00:02Vous êtes avant tout un voyageur passionné par la nature, la mer, ces endroits indomptables qui sont des marqueurs forts de ce que la vie nous a offert finalement de plus puissant.
00:10Cet amoureux des grands espaces naturels que vous êtes est aussi un admirateur d'une littérature qui dépeint le beau, parfois l'indescriptible,
00:17au point d'ailleurs de prendre vous-même aussi la plume pour nous conter le monde, vos aventures humaines et récits de voyage,
00:22avec, en guise de carte et de route, un petit traité sur l'immensité du monde, une incursion dans les forêts de Sibérie,
00:28avec comme compagnon, parfois, une panthère des neiges et des fées.

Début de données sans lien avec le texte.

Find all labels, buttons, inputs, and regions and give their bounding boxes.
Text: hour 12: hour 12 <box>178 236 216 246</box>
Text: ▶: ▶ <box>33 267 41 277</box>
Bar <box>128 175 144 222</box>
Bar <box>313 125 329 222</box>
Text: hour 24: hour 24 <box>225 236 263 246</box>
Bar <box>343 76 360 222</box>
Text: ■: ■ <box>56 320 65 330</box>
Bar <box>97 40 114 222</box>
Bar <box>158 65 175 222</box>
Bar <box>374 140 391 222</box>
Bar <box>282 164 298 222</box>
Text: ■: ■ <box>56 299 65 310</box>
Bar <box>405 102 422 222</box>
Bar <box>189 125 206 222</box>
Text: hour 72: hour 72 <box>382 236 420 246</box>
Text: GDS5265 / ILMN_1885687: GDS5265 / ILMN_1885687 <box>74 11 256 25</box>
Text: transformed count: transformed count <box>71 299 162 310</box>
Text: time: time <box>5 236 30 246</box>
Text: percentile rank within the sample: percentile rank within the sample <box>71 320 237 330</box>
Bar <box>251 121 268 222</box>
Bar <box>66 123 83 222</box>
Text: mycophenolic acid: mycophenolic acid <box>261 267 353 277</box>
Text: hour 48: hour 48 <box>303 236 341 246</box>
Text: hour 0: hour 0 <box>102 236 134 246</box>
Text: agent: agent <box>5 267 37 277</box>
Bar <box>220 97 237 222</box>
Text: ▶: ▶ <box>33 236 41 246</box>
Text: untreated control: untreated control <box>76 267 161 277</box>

00:32Il faut aussi dire que votre père, journaliste et patron de presse, a été un élément clé dans cette attirance pour les mots
00:38et ce besoin de traduire le réel en restant juste, avant de vous lancer dans de longues études et de devenir géographe et écrivain
00:45pour parfaire votre culture, votre savoir et être encore une fois au plus près de ce qui s'apparente à la vérité.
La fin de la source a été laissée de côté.